Serba-serbi Pertanian Organik
Permintaan masyarakat dunia akan produk pertanian organik atau pangan yang berbahan baku hasil pertanian organik menunjukkan peningkatan yang sangat pesat. Peningkatan ini seiring dengan meningkatnya kesadaran masyarakat akan bahaya memakan makanan yang mengandung bahan-bahan sintetik/kimia. Banyak bukti menunjukkan bahwa banyak penyakit yang ditimbulkan oleh residu bahan sintetik/kimia yang terkandung di dalamnya, misalnya kanker akibat bahan-bahan karsinogenik. Mereka mau membayar lebih untuk pangan organik agar mendapatkan kesehatan yang memang mahal harganya.

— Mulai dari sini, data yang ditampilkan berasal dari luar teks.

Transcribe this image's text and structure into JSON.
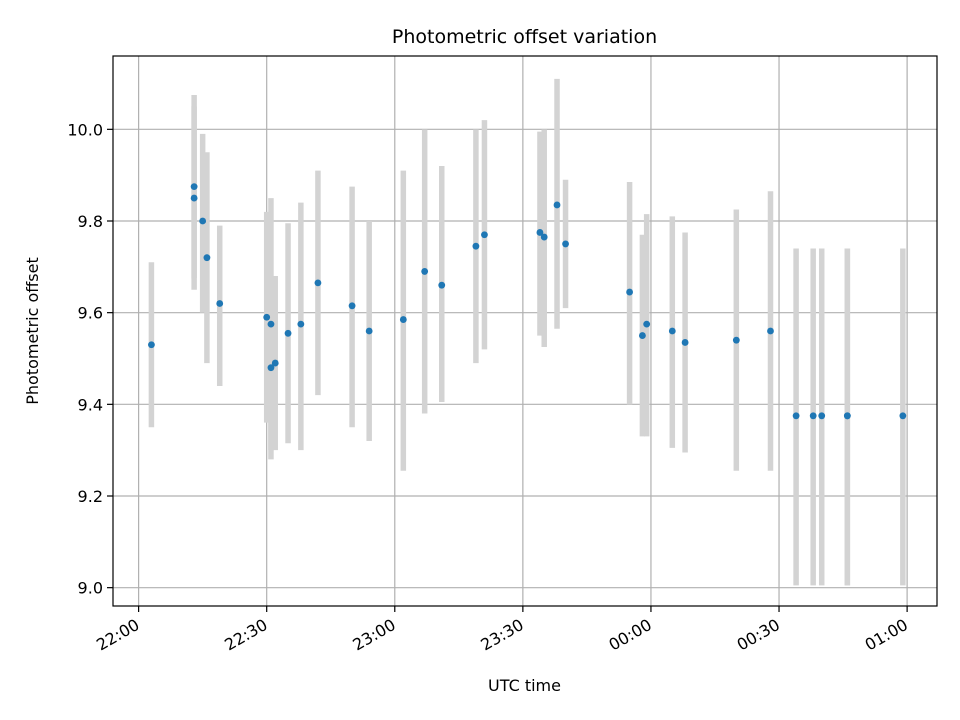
{
  "chart_data": {
    "type": "scatter",
    "title": "Photometric offset variation",
    "xlabel": "UTC time",
    "ylabel": "Photometric offset",
    "x_unit": "UTC time (HH:MM)",
    "xlim": [
      "21:54",
      "01:07"
    ],
    "ylim": [
      8.96,
      10.16
    ],
    "x_ticks": [
      "22:00",
      "22:30",
      "23:00",
      "23:30",
      "00:00",
      "00:30",
      "01:00"
    ],
    "y_ticks": [
      "9.0",
      "9.2",
      "9.4",
      "9.6",
      "9.8",
      "10.0"
    ],
    "y_tick_values": [
      9.0,
      9.2,
      9.4,
      9.6,
      9.8,
      10.0
    ],
    "grid": true,
    "point_color": "#1f77b4",
    "errorbar_color": "#d3d3d3",
    "points": [
      {
        "t": "22:03",
        "y": 9.53,
        "lo": 9.35,
        "hi": 9.71
      },
      {
        "t": "22:13",
        "y": 9.875,
        "lo": 9.675,
        "hi": 10.075
      },
      {
        "t": "22:13",
        "y": 9.85,
        "lo": 9.65,
        "hi": 10.05
      },
      {
        "t": "22:15",
        "y": 9.8,
        "lo": 9.6,
        "hi": 9.99
      },
      {
        "t": "22:16",
        "y": 9.72,
        "lo": 9.49,
        "hi": 9.95
      },
      {
        "t": "22:19",
        "y": 9.62,
        "lo": 9.44,
        "hi": 9.79
      },
      {
        "t": "22:30",
        "y": 9.59,
        "lo": 9.36,
        "hi": 9.82
      },
      {
        "t": "22:31",
        "y": 9.575,
        "lo": 9.3,
        "hi": 9.85
      },
      {
        "t": "22:31",
        "y": 9.48,
        "lo": 9.28,
        "hi": 9.68
      },
      {
        "t": "22:32",
        "y": 9.49,
        "lo": 9.3,
        "hi": 9.68
      },
      {
        "t": "22:35",
        "y": 9.555,
        "lo": 9.315,
        "hi": 9.795
      },
      {
        "t": "22:38",
        "y": 9.575,
        "lo": 9.3,
        "hi": 9.84
      },
      {
        "t": "22:42",
        "y": 9.665,
        "lo": 9.42,
        "hi": 9.91
      },
      {
        "t": "22:50",
        "y": 9.615,
        "lo": 9.35,
        "hi": 9.875
      },
      {
        "t": "22:54",
        "y": 9.56,
        "lo": 9.32,
        "hi": 9.8
      },
      {
        "t": "23:02",
        "y": 9.585,
        "lo": 9.255,
        "hi": 9.91
      },
      {
        "t": "23:07",
        "y": 9.69,
        "lo": 9.38,
        "hi": 10.0
      },
      {
        "t": "23:11",
        "y": 9.66,
        "lo": 9.405,
        "hi": 9.92
      },
      {
        "t": "23:19",
        "y": 9.745,
        "lo": 9.49,
        "hi": 10.0
      },
      {
        "t": "23:21",
        "y": 9.77,
        "lo": 9.52,
        "hi": 10.02
      },
      {
        "t": "23:34",
        "y": 9.775,
        "lo": 9.55,
        "hi": 9.995
      },
      {
        "t": "23:35",
        "y": 9.765,
        "lo": 9.525,
        "hi": 10.0
      },
      {
        "t": "23:38",
        "y": 9.835,
        "lo": 9.565,
        "hi": 10.11
      },
      {
        "t": "23:40",
        "y": 9.75,
        "lo": 9.61,
        "hi": 9.89
      },
      {
        "t": "23:55",
        "y": 9.645,
        "lo": 9.4,
        "hi": 9.885
      },
      {
        "t": "23:58",
        "y": 9.55,
        "lo": 9.33,
        "hi": 9.77
      },
      {
        "t": "23:59",
        "y": 9.575,
        "lo": 9.33,
        "hi": 9.815
      },
      {
        "t": "00:05",
        "y": 9.56,
        "lo": 9.305,
        "hi": 9.81
      },
      {
        "t": "00:08",
        "y": 9.535,
        "lo": 9.295,
        "hi": 9.775
      },
      {
        "t": "00:20",
        "y": 9.54,
        "lo": 9.255,
        "hi": 9.825
      },
      {
        "t": "00:28",
        "y": 9.56,
        "lo": 9.255,
        "hi": 9.865
      },
      {
        "t": "00:34",
        "y": 9.375,
        "lo": 9.005,
        "hi": 9.74
      },
      {
        "t": "00:38",
        "y": 9.375,
        "lo": 9.005,
        "hi": 9.74
      },
      {
        "t": "00:40",
        "y": 9.375,
        "lo": 9.005,
        "hi": 9.74
      },
      {
        "t": "00:46",
        "y": 9.375,
        "lo": 9.005,
        "hi": 9.74
      },
      {
        "t": "00:46",
        "y": 9.375,
        "lo": 9.005,
        "hi": 9.74
      },
      {
        "t": "00:59",
        "y": 9.375,
        "lo": 9.005,
        "hi": 9.74
      }
    ]
  }
}
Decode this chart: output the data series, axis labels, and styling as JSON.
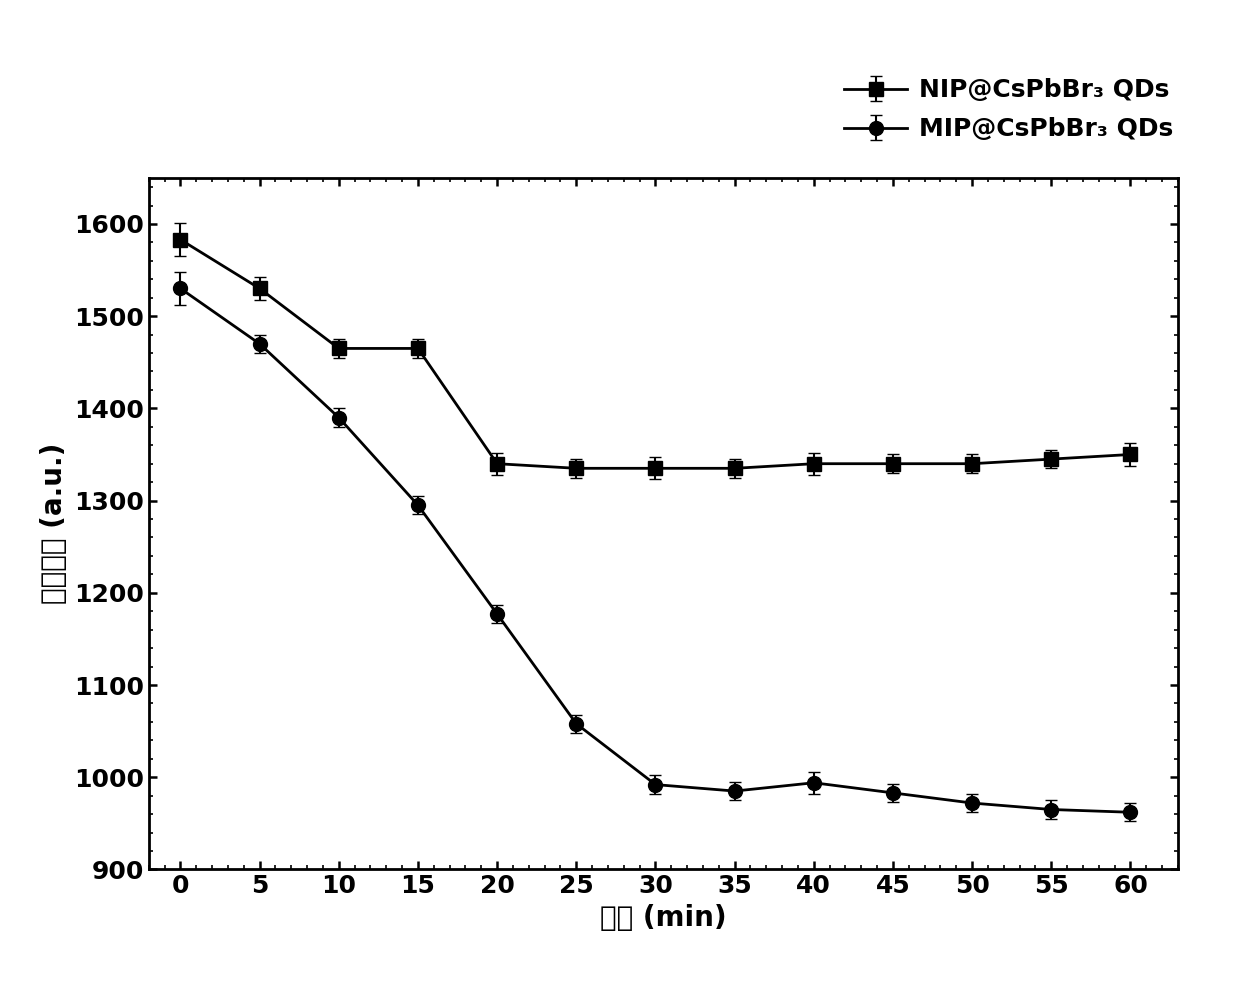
{
  "x": [
    0,
    5,
    10,
    15,
    20,
    25,
    30,
    35,
    40,
    45,
    50,
    55,
    60
  ],
  "nip_y": [
    1583,
    1530,
    1465,
    1465,
    1340,
    1335,
    1335,
    1335,
    1340,
    1340,
    1340,
    1345,
    1350
  ],
  "nip_yerr": [
    18,
    12,
    10,
    10,
    12,
    10,
    12,
    10,
    12,
    10,
    10,
    10,
    12
  ],
  "mip_y": [
    1530,
    1470,
    1390,
    1295,
    1177,
    1058,
    992,
    985,
    994,
    983,
    972,
    965,
    962
  ],
  "mip_yerr": [
    18,
    10,
    10,
    10,
    10,
    10,
    10,
    10,
    12,
    10,
    10,
    10,
    10
  ],
  "xlabel": "时间 (min)",
  "ylabel": "荧光强度 (a.u.)",
  "ylim": [
    900,
    1650
  ],
  "xlim": [
    -2,
    63
  ],
  "yticks": [
    900,
    1000,
    1100,
    1200,
    1300,
    1400,
    1500,
    1600
  ],
  "xticks": [
    0,
    5,
    10,
    15,
    20,
    25,
    30,
    35,
    40,
    45,
    50,
    55,
    60
  ],
  "nip_label": "NIP@CsPbBr₃ QDs",
  "mip_label": "MIP@CsPbBr₃ QDs",
  "line_color": "#000000",
  "bg_color": "#ffffff",
  "linewidth": 2.0,
  "markersize_square": 10,
  "markersize_circle": 10,
  "capsize": 4,
  "elinewidth": 1.5,
  "legend_fontsize": 18,
  "axis_fontsize": 20,
  "tick_fontsize": 18
}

Permintaan pangan organik di pasaran dunia cenderung naik. Sampai dengan tahun 2005 pangsa pasar pangan organik di negara-negara Eropa, Oseania, Amerika Serikat, Kanada, dan Jepang diperkirakan akan tumbuh rata-rata sekitar 12,5 % per tahun. Diperkirakan pada tahun 2003 mencapai $23 – 25 Milyar dan menjadi $29 – 31 Milyar pada tahun 2005 (Yussefi, 2003). Prospek pasar yang sangat besar ini membuka peluang bagi negara-negara berkembang seperti Indonesia untuk memproduksi pangan organik. Banyak produk-produk pertanian organik yang tidak dapat diproduksi di negara eropa dan hanya diproduksi di negara-negara tropis, misalnya : kopi, teh, kakao, rempah-rempah, buah-buahan tropis, dan sayuran tropis (FAO, 1999). Untuk meningkatkan produksi pertanian organik pemerintah Indonesia telah meluncurkan program Go Organic 2010.

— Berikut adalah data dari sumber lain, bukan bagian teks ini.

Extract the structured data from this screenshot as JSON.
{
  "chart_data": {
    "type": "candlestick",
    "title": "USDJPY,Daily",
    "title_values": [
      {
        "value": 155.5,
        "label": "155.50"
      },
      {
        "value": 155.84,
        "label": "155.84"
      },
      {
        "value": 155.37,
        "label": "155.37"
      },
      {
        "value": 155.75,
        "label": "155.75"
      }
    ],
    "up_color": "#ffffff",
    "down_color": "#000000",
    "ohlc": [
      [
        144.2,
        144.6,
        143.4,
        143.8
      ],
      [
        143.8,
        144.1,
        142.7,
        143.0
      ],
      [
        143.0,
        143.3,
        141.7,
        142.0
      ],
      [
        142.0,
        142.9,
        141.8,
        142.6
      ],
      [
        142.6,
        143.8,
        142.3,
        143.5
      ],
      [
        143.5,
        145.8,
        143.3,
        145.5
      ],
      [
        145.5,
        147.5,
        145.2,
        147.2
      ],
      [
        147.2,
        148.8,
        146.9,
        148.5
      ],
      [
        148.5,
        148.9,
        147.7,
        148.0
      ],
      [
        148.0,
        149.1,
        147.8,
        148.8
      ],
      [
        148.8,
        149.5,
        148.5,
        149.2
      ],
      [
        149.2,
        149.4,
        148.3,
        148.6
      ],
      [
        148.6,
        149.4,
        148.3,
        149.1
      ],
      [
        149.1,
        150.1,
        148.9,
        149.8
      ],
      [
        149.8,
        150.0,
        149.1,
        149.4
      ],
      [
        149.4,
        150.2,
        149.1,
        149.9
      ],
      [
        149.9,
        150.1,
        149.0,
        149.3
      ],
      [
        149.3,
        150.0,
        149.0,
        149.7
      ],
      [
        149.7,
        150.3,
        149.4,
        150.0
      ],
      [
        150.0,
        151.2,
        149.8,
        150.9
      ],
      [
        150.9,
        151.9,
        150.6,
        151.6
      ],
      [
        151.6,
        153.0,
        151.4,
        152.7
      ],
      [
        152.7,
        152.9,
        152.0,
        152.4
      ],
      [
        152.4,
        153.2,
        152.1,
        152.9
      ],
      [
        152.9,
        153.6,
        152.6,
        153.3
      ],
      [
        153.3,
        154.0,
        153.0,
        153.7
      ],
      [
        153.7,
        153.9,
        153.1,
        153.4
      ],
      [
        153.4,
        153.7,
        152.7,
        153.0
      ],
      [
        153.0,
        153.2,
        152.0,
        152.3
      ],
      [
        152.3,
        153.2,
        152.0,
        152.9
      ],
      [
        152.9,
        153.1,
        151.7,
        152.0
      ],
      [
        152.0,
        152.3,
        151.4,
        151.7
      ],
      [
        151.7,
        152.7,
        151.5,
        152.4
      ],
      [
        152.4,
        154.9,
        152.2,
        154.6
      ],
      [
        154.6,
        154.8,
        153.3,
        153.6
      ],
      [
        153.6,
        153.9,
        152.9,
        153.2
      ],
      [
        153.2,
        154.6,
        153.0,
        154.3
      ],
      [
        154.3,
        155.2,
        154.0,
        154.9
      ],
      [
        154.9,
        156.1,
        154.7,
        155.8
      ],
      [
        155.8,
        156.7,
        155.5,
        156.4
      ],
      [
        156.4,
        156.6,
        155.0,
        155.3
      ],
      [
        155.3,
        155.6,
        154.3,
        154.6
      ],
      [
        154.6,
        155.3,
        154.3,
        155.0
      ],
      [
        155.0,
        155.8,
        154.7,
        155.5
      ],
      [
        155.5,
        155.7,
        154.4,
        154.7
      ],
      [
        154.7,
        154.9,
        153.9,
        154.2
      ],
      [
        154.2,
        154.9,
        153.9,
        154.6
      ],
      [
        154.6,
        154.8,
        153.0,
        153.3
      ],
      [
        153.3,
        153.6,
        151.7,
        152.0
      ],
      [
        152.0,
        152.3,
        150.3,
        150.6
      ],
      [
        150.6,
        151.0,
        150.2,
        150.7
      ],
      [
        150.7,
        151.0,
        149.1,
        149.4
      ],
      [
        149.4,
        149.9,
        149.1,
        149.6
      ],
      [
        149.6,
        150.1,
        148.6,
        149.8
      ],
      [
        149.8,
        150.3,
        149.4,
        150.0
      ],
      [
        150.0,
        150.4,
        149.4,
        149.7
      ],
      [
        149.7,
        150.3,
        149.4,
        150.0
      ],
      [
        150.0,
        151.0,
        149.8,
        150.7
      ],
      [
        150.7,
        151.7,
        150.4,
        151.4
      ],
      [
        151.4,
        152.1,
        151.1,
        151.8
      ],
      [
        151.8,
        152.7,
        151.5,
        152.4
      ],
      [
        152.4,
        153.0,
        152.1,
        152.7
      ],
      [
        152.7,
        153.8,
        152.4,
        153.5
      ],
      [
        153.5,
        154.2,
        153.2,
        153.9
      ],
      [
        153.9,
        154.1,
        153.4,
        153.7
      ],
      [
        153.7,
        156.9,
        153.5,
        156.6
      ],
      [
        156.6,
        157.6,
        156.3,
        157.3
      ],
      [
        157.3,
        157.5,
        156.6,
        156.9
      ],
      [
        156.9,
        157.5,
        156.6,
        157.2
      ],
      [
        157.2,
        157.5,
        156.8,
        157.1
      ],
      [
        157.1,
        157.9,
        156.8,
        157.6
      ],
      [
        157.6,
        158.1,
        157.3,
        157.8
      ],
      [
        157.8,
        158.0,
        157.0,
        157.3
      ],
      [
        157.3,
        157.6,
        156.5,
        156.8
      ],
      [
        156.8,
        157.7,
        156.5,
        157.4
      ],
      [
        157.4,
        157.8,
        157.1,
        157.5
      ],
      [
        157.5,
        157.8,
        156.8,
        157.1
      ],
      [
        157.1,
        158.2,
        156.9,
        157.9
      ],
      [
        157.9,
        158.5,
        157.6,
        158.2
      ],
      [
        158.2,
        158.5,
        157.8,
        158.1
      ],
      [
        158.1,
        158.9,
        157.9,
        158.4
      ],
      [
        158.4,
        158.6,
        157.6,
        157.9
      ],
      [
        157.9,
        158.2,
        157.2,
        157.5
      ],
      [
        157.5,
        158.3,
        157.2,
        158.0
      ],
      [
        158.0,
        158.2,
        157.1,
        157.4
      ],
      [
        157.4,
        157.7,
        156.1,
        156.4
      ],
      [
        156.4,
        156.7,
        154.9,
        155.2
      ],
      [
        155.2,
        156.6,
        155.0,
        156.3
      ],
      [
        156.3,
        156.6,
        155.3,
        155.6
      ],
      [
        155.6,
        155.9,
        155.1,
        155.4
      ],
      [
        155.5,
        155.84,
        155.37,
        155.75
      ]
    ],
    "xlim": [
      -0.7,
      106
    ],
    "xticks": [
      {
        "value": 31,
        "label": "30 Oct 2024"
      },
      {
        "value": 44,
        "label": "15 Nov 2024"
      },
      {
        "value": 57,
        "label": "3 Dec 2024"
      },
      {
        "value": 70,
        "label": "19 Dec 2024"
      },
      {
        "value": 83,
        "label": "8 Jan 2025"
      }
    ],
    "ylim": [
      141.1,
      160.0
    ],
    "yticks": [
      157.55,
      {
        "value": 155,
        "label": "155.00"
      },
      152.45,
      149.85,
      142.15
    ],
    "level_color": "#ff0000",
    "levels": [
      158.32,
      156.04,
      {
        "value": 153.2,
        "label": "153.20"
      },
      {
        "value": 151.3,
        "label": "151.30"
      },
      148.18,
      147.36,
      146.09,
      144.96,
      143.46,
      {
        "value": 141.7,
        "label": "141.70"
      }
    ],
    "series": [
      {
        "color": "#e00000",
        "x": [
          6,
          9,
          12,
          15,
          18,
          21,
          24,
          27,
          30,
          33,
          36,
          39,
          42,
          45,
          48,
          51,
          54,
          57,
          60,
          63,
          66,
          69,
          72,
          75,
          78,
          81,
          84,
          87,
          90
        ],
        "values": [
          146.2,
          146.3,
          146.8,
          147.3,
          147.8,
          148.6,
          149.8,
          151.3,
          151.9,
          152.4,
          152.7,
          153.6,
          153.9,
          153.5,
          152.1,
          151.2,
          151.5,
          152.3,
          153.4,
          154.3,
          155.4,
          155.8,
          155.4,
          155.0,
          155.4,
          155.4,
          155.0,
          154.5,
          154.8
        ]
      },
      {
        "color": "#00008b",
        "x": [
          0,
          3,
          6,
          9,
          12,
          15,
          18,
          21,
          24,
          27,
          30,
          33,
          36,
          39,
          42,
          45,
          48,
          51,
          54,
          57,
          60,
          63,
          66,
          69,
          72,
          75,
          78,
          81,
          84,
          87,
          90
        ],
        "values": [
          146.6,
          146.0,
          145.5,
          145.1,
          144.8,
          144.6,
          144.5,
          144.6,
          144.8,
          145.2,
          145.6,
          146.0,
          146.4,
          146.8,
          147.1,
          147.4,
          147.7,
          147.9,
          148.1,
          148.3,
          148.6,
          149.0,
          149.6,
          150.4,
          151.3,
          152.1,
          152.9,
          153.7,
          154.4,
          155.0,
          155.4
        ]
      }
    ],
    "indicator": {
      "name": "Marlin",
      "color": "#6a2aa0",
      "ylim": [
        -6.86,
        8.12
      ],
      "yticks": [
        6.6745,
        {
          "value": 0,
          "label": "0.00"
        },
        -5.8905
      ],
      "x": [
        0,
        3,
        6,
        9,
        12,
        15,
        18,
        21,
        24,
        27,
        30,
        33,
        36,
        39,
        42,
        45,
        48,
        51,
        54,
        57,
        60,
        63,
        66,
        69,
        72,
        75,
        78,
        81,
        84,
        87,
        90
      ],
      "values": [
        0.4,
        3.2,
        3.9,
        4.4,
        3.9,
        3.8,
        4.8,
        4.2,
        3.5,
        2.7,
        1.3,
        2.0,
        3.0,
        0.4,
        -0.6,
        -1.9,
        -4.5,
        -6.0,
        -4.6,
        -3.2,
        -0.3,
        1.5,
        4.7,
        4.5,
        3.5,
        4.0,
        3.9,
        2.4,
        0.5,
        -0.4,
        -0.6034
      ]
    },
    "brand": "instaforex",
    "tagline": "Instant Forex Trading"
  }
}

Pertanian organik adalah sistem produksi pertanian yang holistik dan terpadu, yang mengoptimalkan kesehatan dan produktivitas agro-ekosistem secara alami, sehingga mampu menghasilkan pangan dan serat yang cukup, berkualitas, dan berkelanjutan. Bioteknologi pertanian berpeluang besar untuk memajukan pertanian organik di Indonesia. Produk-produk bioteknologi yang dapat digunakan dalam pertanian organik antara lain adalah perakitan bahan tanaman unggul yang memiliki produktivitas tinggi dan resisten terhadap hama/penyakit, sehingga tidak memerlukan input pestisida sintetik. Produk-produk biofertilizer dan biodecomposer yang dikombinasikan dengan pupuk hijau dapat menggantikan input pupuk kimia konvensional.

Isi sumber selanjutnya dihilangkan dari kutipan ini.